Structural Approaches to Stay Under Limits
Compress your system prompt. Unnecessary instructions add tokens without adding value. Compare:
# Bad system prompt (287 tokens)
You are a helpful customer service representative. You work for TechCorp,
a software company. When customers contact you, it is important that you
be polite, professional, and helpful. You should try to understand their
problems and help them find solutions. Always be respectful and patient.
Never be rude. You can provide technical information about our products.
Make sure to ask clarifying questions when needed. If you don't know the
answer, tell the customer you'll look into it.
# Good system prompt (89 tokens)
You are TechCorp customer support. Be direct and professional.
Ask clarifying questions. If you don't know, say so.
Provide technical product information. Stay focused on solving the issue.
Both convey the same instruction. The second is 68% smaller.
Use pagination for large documents. Don’t load all 50 pages of a document into one prompt. Split it into sections, retrieve only the relevant chunks via search or semantic matching, and pass those. This is why RAG systems exist — they’re token-efficient by design.

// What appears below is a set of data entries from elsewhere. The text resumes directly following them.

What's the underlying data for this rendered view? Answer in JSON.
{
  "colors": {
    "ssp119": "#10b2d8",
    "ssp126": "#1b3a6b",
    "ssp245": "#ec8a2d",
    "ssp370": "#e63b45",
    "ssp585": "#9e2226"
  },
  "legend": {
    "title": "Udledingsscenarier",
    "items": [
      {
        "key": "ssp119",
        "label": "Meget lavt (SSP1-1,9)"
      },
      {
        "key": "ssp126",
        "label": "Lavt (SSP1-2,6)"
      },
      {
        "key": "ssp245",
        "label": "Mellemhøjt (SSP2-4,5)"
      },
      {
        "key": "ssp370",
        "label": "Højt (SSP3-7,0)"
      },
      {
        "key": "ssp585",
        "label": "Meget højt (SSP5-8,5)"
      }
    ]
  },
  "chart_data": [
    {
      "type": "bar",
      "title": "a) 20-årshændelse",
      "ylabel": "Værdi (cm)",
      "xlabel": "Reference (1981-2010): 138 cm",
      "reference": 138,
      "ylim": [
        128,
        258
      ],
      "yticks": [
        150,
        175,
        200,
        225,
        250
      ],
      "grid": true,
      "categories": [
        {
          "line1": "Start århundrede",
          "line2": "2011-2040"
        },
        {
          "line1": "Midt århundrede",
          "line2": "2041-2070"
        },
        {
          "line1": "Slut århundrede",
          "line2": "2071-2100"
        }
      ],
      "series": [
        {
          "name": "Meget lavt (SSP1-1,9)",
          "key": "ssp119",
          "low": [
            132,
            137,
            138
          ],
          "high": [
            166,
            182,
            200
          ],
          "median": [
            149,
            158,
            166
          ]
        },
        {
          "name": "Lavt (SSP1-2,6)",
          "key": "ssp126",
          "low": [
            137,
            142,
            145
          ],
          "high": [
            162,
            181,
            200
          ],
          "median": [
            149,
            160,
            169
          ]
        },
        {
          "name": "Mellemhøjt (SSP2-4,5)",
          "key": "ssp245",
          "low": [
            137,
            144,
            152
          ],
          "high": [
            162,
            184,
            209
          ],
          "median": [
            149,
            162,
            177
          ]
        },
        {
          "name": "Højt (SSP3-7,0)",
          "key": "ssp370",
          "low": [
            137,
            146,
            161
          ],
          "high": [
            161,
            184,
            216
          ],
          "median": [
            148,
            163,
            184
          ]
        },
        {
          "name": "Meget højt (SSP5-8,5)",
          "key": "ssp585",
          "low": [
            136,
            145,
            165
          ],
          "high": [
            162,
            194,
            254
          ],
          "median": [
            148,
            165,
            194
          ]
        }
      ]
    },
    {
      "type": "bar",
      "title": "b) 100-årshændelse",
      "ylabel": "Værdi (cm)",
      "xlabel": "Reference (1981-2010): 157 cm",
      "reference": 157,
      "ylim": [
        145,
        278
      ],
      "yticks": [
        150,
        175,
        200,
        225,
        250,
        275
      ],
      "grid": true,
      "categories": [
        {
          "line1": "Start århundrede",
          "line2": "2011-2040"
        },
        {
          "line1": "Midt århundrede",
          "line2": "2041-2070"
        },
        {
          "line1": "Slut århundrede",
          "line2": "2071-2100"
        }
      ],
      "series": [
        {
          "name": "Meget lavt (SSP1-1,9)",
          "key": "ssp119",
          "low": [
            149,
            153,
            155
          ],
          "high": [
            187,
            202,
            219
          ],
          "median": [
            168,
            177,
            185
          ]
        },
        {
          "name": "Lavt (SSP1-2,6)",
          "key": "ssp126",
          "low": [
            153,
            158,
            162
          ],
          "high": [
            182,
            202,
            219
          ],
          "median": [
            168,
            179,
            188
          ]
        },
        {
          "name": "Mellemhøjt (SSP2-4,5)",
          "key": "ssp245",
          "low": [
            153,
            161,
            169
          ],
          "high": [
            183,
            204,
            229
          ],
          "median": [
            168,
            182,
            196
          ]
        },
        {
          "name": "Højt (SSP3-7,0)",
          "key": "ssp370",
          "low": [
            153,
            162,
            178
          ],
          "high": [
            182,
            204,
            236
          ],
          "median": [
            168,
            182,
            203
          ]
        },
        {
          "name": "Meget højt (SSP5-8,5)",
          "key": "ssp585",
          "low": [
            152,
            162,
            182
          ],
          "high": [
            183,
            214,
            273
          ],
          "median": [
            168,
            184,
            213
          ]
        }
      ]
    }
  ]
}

Limit conversation history. Keep the last 5–10 messages in a multi-turn conversation, not the entire chat. For most applications, older context adds noise, not signal, and costs tokens you don’t need to spend.
Structure output format from the start. If you want JSON, say it in the system prompt, not in the user message. If you want exactly 3 bullet points, specify that. Explicit formatting saves the model from generating fluff, which reduces output tokens.
What to Do Right Now
Pick one of your active prompts — something you’re using in production or testing regularly. Measure its actual token count using the provider’s tokenizer. Include the system prompt, the user input, and estimate the response length.
Calculate your total: input + output tokens. Now multiply by your usage volume over a month. If that number surprises you, compress your system prompt using the patterns above, then re-measure. You’ll often find 20–30% token savings from removing redundant instructions.